Cruel and Unusual Punishment

  • 8th Amendment forbids “cruel and unusual punishment”.

  • 14th Amendment extends the 8th Amendment to the States.

  • 1st cruel unusual case: Wilkerson V. Utah (1879)

    • Territorial court sentenced a convicted murderer to death through a firing squad.

    • Court held that this kind of punishment did not violate the Constitution.

    • Court took the same position on electrocution.

  • Court usually rejects the cruel and unusual punishment argument.

    • Lockyer V. Andrade (2003)

      • Man convicted of a crime a third time is to be sent to prison for 25 years.

Capital Punishment

  • Capital Punishment: Punishment by death.

  • Furman V. Georgia (1972)

    • Struck down all of the existing State laws allowing the death penalty.

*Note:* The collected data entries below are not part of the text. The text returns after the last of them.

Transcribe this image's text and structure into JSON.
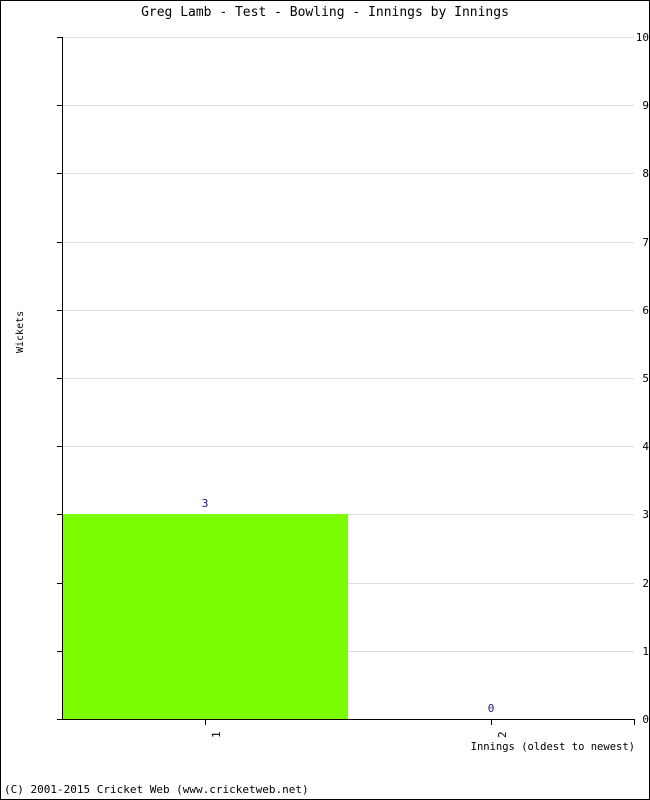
{
  "chart_data": {
    "type": "bar",
    "title": "Greg Lamb - Test - Bowling - Innings by Innings",
    "xlabel": "Innings (oldest to newest)",
    "ylabel": "Wickets",
    "categories": [
      "1",
      "2"
    ],
    "values": [
      3,
      0
    ],
    "data_labels": [
      "3",
      "0"
    ],
    "ylim": [
      0,
      10
    ],
    "ytick_labels": [
      "0",
      "1",
      "2",
      "3",
      "4",
      "5",
      "6",
      "7",
      "8",
      "9",
      "10"
    ],
    "ytick_values": [
      0,
      1,
      2,
      3,
      4,
      5,
      6,
      7,
      8,
      9,
      10
    ],
    "grid": true,
    "legend": "none",
    "bar_color": "#7CFC00",
    "label_color": "#19197A",
    "gridline_color": "#DDDDDD",
    "axis_color": "#000000",
    "background_color": "#FFFFFF"
  },
  "footer": {
    "copyright": "(C) 2001-2015 Cricket Web (www.cricketweb.net)"
  }
}
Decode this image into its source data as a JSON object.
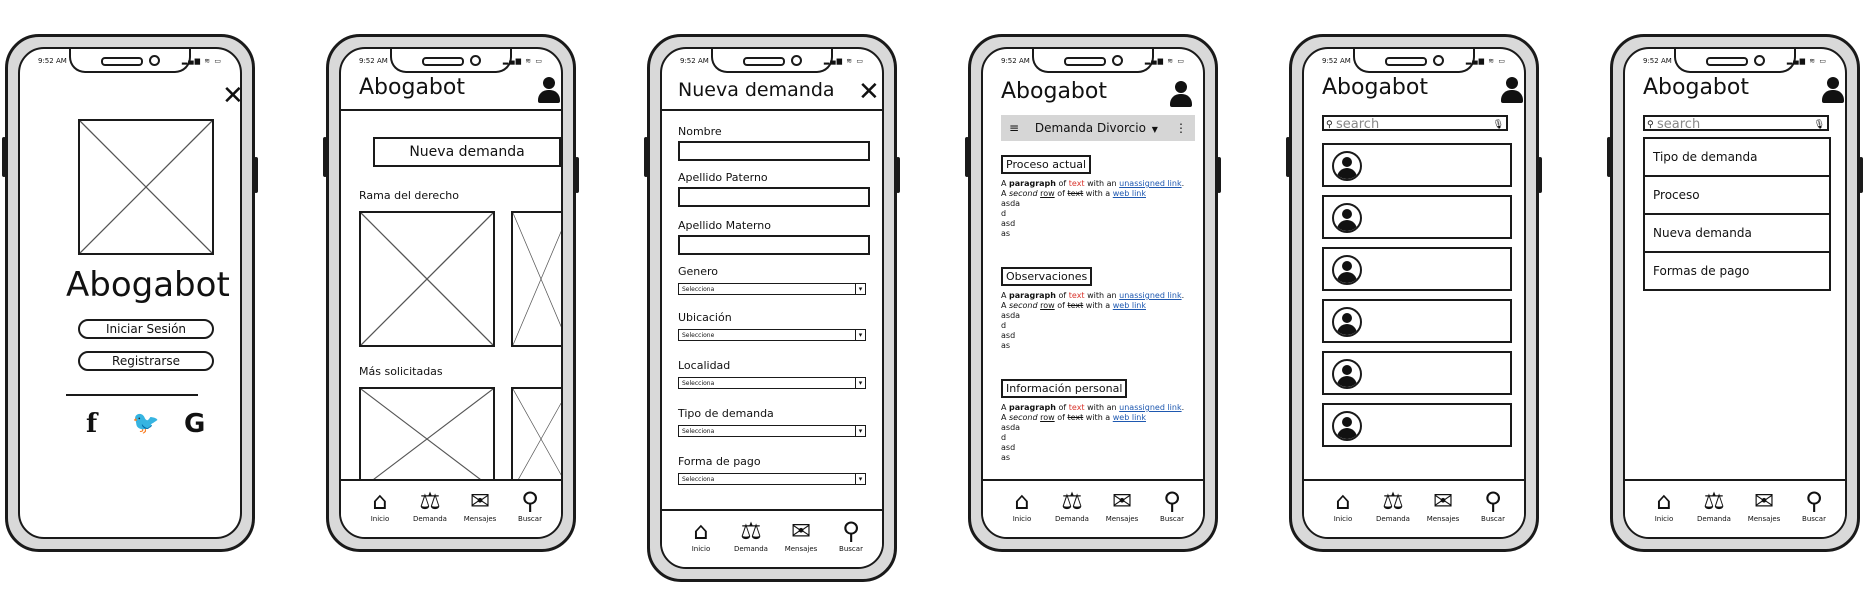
{
  "status": {
    "time": "9:52 AM",
    "icons": "▂▄▆ ≋ ▭"
  },
  "nav": [
    {
      "label": "Inicio",
      "icon": "⌂"
    },
    {
      "label": "Demanda",
      "icon": "⚖"
    },
    {
      "label": "Mensajes",
      "icon": "✉"
    },
    {
      "label": "Buscar",
      "icon": "⚲"
    }
  ],
  "s1": {
    "title": "Abogabot",
    "login": "Iniciar Sesión",
    "register": "Registrarse",
    "social": [
      "f",
      "🐦",
      "G"
    ]
  },
  "s2": {
    "title": "Abogabot",
    "new_button": "Nueva demanda",
    "section1": "Rama del derecho",
    "section2": "Más solicitadas"
  },
  "s3": {
    "title": "Nueva demanda",
    "labels": [
      "Nombre",
      "Apellido Paterno",
      "Apellido Materno",
      "Genero",
      "Ubicación",
      "Localidad",
      "Tipo de demanda",
      "Forma de pago"
    ],
    "select_value": "Selecciona",
    "select_value_alt": "Seleccione"
  },
  "s4": {
    "title": "Abogabot",
    "toolbar": "Demanda Divorcio",
    "sections": [
      "Proceso actual",
      "Observaciones",
      "Información personal"
    ],
    "p": {
      "a": "A ",
      "bold": "paragraph",
      "of": " of ",
      "text": "text",
      "with": " with an ",
      "link1": "unassigned link",
      "dot": ".",
      "line2a": "A ",
      "second": "second",
      "row": "row",
      "text2": "text",
      "with2": " with a ",
      "link2": "web link",
      "l3": "asda",
      "l4": "d",
      "l5": "asd",
      "l6": "as"
    }
  },
  "s5": {
    "title": "Abogabot",
    "search_placeholder": "search"
  },
  "s6": {
    "title": "Abogabot",
    "search_placeholder": "search",
    "menu": [
      "Tipo de demanda",
      "Proceso",
      "Nueva demanda",
      "Formas de pago"
    ]
  }
}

Court voided the laws because they gave too much discretion to judges/juries to decide whether to impose the death penalties.

  • Since 1972, Congress and 38 States have passed new capital punishment laws.

    • States made the death penalty mandatory for certain crimes (rape, killing of police, murder committed during kidnappings)

    • States provided for a two staged process in capital cases:

      1. Trial to settle issue of guilt or innocence.

      2. For the convicted, second heating to decide whether the circumstances justify a sentence of death.

Treason

  • Treason against US is the only crime defined in the Constitution.

  • Article III Seciton 3 says Treason is:

    1. Levying war against the Untied States.

    2. Adhering to their Enemies, giving them Aid and Comfort.

  • No person can be convicted of treason, “unless on the Testimony of two Witnesses to the sane over Act, or on Confession in Open Court”.

  • Congress set death as the maximum punishment.

  • Person can only commit treason during war times.

  • Congress made it a crime to commit espionage or sabotage in both wartimes and peace times.